Abstract
This article emphasizes the importance of data quality and advocates that a generalized state of data clean-up tools should emerge and introduce sample models. Data quality is very critical for all areas of information management systems. Various data consistency challenges, though, from spelling errors to deep logical contradictions, reach into the applications all around. Data cleaning is aimed at detecting and eliminating dirty data, and improving data quality. It outlines the data quality issues and the latest data cleaning study findings. A standardized data cleaning structure focused on the consumer paradigm is introduced with regard to the existing management information systems. In a word, most companies waste their source to clean their data. Generalized data tools for every data type, will be much useful to companies that are concerned about data quality.
Introduction
In a word, quality of the data determines quality of the system. Without insight analysis of data problems, the data warehouse must fail and cause a great economic loss and decisionfault. However, this view does not take into consideration that data cleaning is always an iterative method customized to the needs and semics of a particular function of study.The data cleaning principle is to find and correct the mistakes and inconsistencies. Data cleaning is the necessary condition for discovering knowledge and constructing data warehouses. Traditionally , data cleaning procedures, sequences of transformations such as deduplication or outlier elimination that translate raw data into a format suitable for study, have been regarded as static components that fit into data incorporation or ExtractTransform-Load (ETL) pipelines and are performed based on new data entering the device [15] (Sanjay Krishnan et al., 2016). Recently many tools to enable the iterative design and optimization of data cleaning workflows were developed as a reallocation. Our claim is find touniversal data cleaning tool for every data types. In this paper, we discuss current data cleaning tools and their advantages to merge for best practice.[2
Background and Related Work
Database cleaning has been a primary field of data base work throughout the past two decades.[1] There are currently several commercial data-cleaning tools available.

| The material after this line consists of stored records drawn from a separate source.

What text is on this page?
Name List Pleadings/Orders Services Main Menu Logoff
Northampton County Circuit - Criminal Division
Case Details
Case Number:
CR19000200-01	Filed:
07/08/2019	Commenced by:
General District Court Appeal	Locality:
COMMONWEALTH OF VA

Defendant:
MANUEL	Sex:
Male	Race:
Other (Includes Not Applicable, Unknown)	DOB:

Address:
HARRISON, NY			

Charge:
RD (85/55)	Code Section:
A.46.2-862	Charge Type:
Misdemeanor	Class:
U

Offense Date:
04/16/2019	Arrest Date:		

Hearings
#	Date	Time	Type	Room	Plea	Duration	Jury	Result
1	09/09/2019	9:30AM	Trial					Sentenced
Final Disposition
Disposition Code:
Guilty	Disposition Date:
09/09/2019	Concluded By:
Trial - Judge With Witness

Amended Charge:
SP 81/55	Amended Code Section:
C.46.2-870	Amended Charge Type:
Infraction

The academic community also developed some tools with the same purpose as the research works. Most market applications for data cleaning are developed to promote data identification and data cleaning and conversion. They are classified into two types: irregular tools for data discovery and tools for data conversion (for anomalous data cleaning)[5]. The cleaning of data is profoundly domain specific. Problems with data quality are rather trivial, complex and incoherent. There is no international common reference standard. Cleaning algorithms can only be designed according to the specific requirement of each domain. Yet some criteria still exist to judge the algorithm (Huang Yu Nanjing et al., 2015). After Kandel etal. there have been many major developments in data cleanings such as the increasing acceptance of Machine Learning in enterprise and the emergence of in-memory, low-latency data processing systems such as Apache Spark. In this respect, we will examine an example generalized system model below.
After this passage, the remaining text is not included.